> The more I think about it, the more I see this is actually a interesting
question :-)

I had the same feeling.  It seems like an easy question to answer until you
start thinking about it.

> I suspect the first thing Mozilla allowing this would do would be to make
it much more common. (Let's assume 
> there are no other policy barriers.) I suspect there are several simpler
workflows for certificate issuance and
> installation that this could enable, and CAs would be keen to make their
customers lives easier and reduce 
> support costs.

This may or may not be true.  I think it probably isn't.  The standard
method via a CSR is actually simpler, so I think that will continue to be
the predominant way of doing things.  I think it's more likely to remain
limited to large enterprise customers with unique requirements, IoT use
cases, and so on.

> > First, third parties who are *not* CAs can run key generation and 
> > escrow services, and then the third party service can apply for a  
> > certificate for the key, and deliver the certificate and the key to a
customer.
>
> That is true. Do you know how common this is in SSL/TLS?

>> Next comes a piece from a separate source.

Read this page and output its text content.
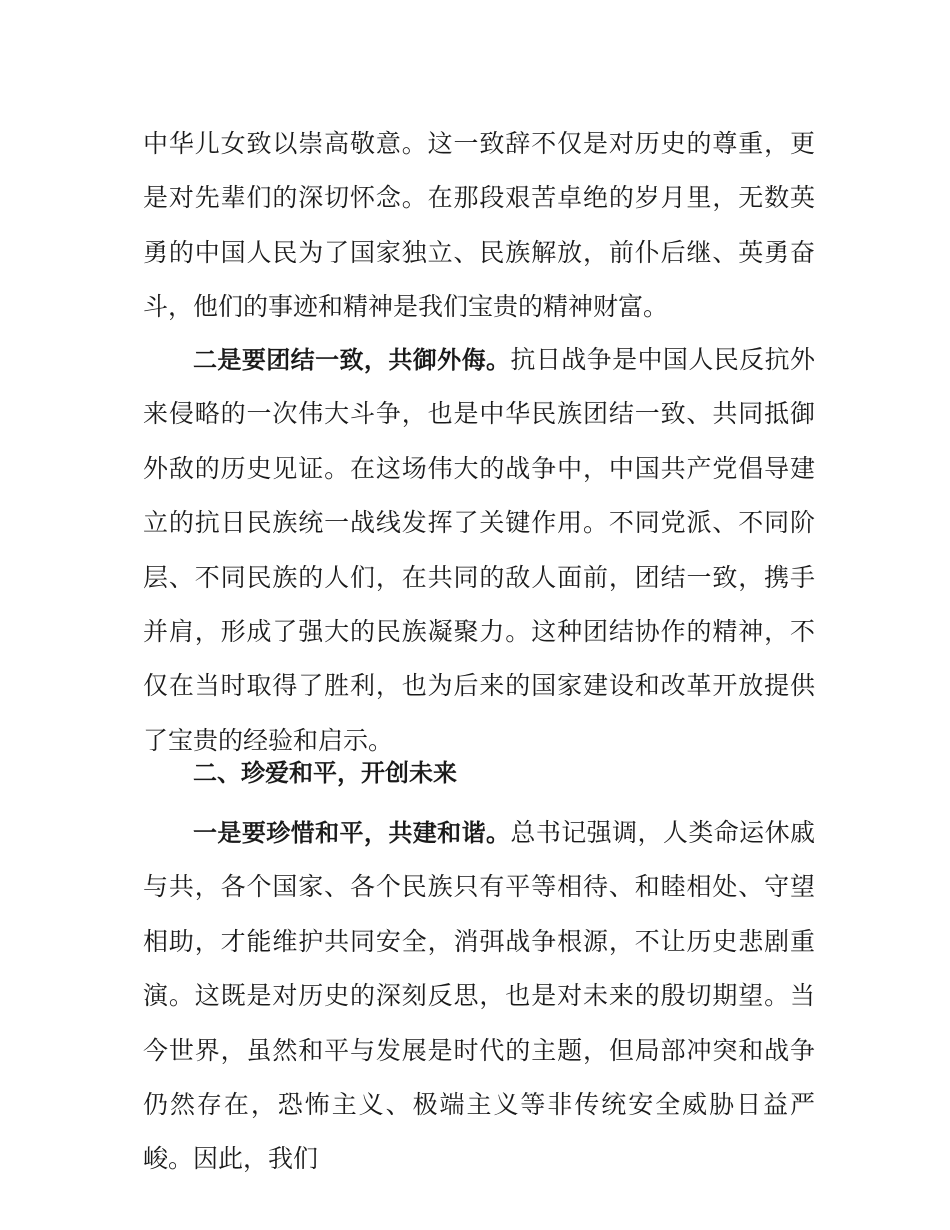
中华儿女致以崇高敬意。这一致辞不仅是对历史的尊重，更是对先辈们的深切怀念。在那段艰苦卓绝的岁月里，无数英勇的中国人民为了国家独立、民族解放，前仆后继、英勇奋斗，他们的事迹和精神是我们宝贵的精神财富。

二是要团结一致，共御外侮。抗日战争是中国人民反抗外来侵略的一次伟大斗争，也是中华民族团结一致、共同抵御外敌的历史见证。在这场伟大的战争中，中国共产党倡导建立的抗日民族统一战线发挥了关键作用。不同党派、不同阶层、不同民族的人们，在共同的敌人面前，团结一致，携手并肩，形成了强大的民族凝聚力。这种团结协作的精神，不仅在当时取得了胜利，也为后来的国家建设和改革开放提供了宝贵的经验和启示。

二、珍爱和平，开创未来

一是要珍惜和平，共建和谐。总书记强调，人类命运休戚与共，各个国家、各个民族只有平等相待、和睦相处、守望相助，才能维护共同安全，消弭战争根源，不让历史悲剧重演。这既是对历史的深刻反思，也是对未来的殷切期望。当今世界，虽然和平与发展是时代的主题，但局部冲突和战争仍然存在，恐怖主义、极端主义等非传统安全威胁日益严峻。因此，我们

I know it happens.  I can try to find out how common it is, and what the use
cases are.

> > Second, although I strongly believe that in general, as a best 
> > practice, keys should be generated by the device/entity it belongs to 
> > whenever possible, we've seen increasing evidence that key generation 
> > is difficult and many devices cannot do it securely.  I doubt that 
> > forcing the owner of the device to generate a key on a commodity PC is 
> > any better (it's probably worse).
> 
> That's also a really interesting question. We've had dedicated device key
generation failures, but we've also had 
> commodity PC key generation failures (Debian weak keys, right?). Does that
mean it's a wash? What do the risk 
> profiles look like here? One CA uses a MegaRNG2000 to generate hundreds of
thousands of certs.. and then a
> flaw is found in it. Oops.
> Better or worse than a hundred thousand people independently using a
broken OpenSSL shipped by their 
> Linux vendor?

I'd argue that the second is worse, since the large number of independent
people are going to have a much harder time becoming aware of the issue,
applying the appropriate fixes, and performing whatever remediation is
necessary.

The general rule is that you're able to do more rigorous things at scale
than you can when you're generating a key or two a year.

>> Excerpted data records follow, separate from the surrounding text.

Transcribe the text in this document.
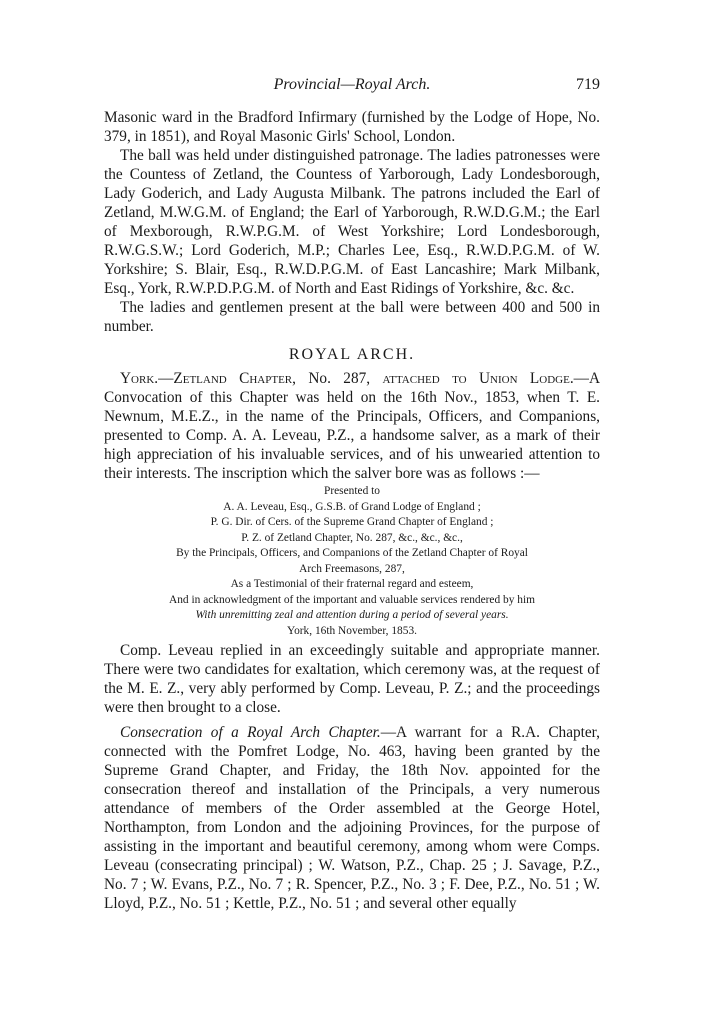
Provincial—Royal Arch.	719

Masonic ward in the Bradford Infirmary (furnished by the Lodge of Hope, No. 379, in 1851), and Royal Masonic Girls' School, London.

The ball was held under distinguished patronage. The ladies patronesses were the Countess of Zetland, the Countess of Yarborough, Lady Londesborough, Lady Goderich, and Lady Augusta Milbank. The patrons included the Earl of Zetland, M.W.G.M. of England; the Earl of Yarborough, R.W.D.G.M.; the Earl of Mexborough, R.W.P.G.M. of West Yorkshire; Lord Londesborough, R.W.G.S.W.; Lord Goderich, M.P.; Charles Lee, Esq., R.W.D.P.G.M. of W. Yorkshire; S. Blair, Esq., R.W.D.P.G.M. of East Lancashire; Mark Milbank, Esq., York, R.W.P.D.P.G.M. of North and East Ridings of Yorkshire, &c. &c.

The ladies and gentlemen present at the ball were between 400 and 500 in number.

ROYAL ARCH.

York.—Zetland Chapter, No. 287, attached to Union Lodge.—A Convocation of this Chapter was held on the 16th Nov., 1853, when T. E. Newnum, M.E.Z., in the name of the Principals, Officers, and Companions, presented to Comp. A. A. Leveau, P.Z., a handsome salver, as a mark of their high appreciation of his invaluable services, and of his unwearied attention to their interests. The inscription which the salver bore was as follows :—

Presented to
A. A. Leveau, Esq., G.S.B. of Grand Lodge of England ;
P. G. Dir. of Cers. of the Supreme Grand Chapter of England ;
P. Z. of Zetland Chapter, No. 287, &c., &c., &c.,
By the Principals, Officers, and Companions of the Zetland Chapter of Royal
Arch Freemasons, 287,
As a Testimonial of their fraternal regard and esteem,
And in acknowledgment of the important and valuable services rendered by him
With unremitting zeal and attention during a period of several years.
York, 16th November, 1853.

Comp. Leveau replied in an exceedingly suitable and appropriate manner. There were two candidates for exaltation, which ceremony was, at the request of the M. E. Z., very ably performed by Comp. Leveau, P. Z.; and the proceedings were then brought to a close.

Consecration of a Royal Arch Chapter.—A warrant for a R.A. Chapter, connected with the Pomfret Lodge, No. 463, having been granted by the Supreme Grand Chapter, and Friday, the 18th Nov. appointed for the consecration thereof and installation of the Principals, a very numerous attendance of members of the Order assembled at the George Hotel, Northampton, from London and the adjoining Provinces, for the purpose of assisting in the important and beautiful ceremony, among whom were Comps. Leveau (consecrating principal) ; W. Watson, P.Z., Chap. 25 ; J. Savage, P.Z., No. 7 ; W. Evans, P.Z., No. 7 ; R. Spencer, P.Z., No. 3 ; F. Dee, P.Z., No. 51 ; W. Lloyd, P.Z., No. 51 ; Kettle, P.Z., No. 51 ; and several other equally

> > With an increasing number of small devices running web servers, keys 
> > generated by audited, trusted third parties under whatever rules 
> > Mozilla chooses to enforce about secure key delivery may actually in 
> > many circumstances be superior than what would happen if the practice is
banned.
> 
> Is there a way to limit the use of this to those circumstances?

I don't know but it's worth talking about.  I think the discussion should be
"when should this be allowed, and how can it be done securely?"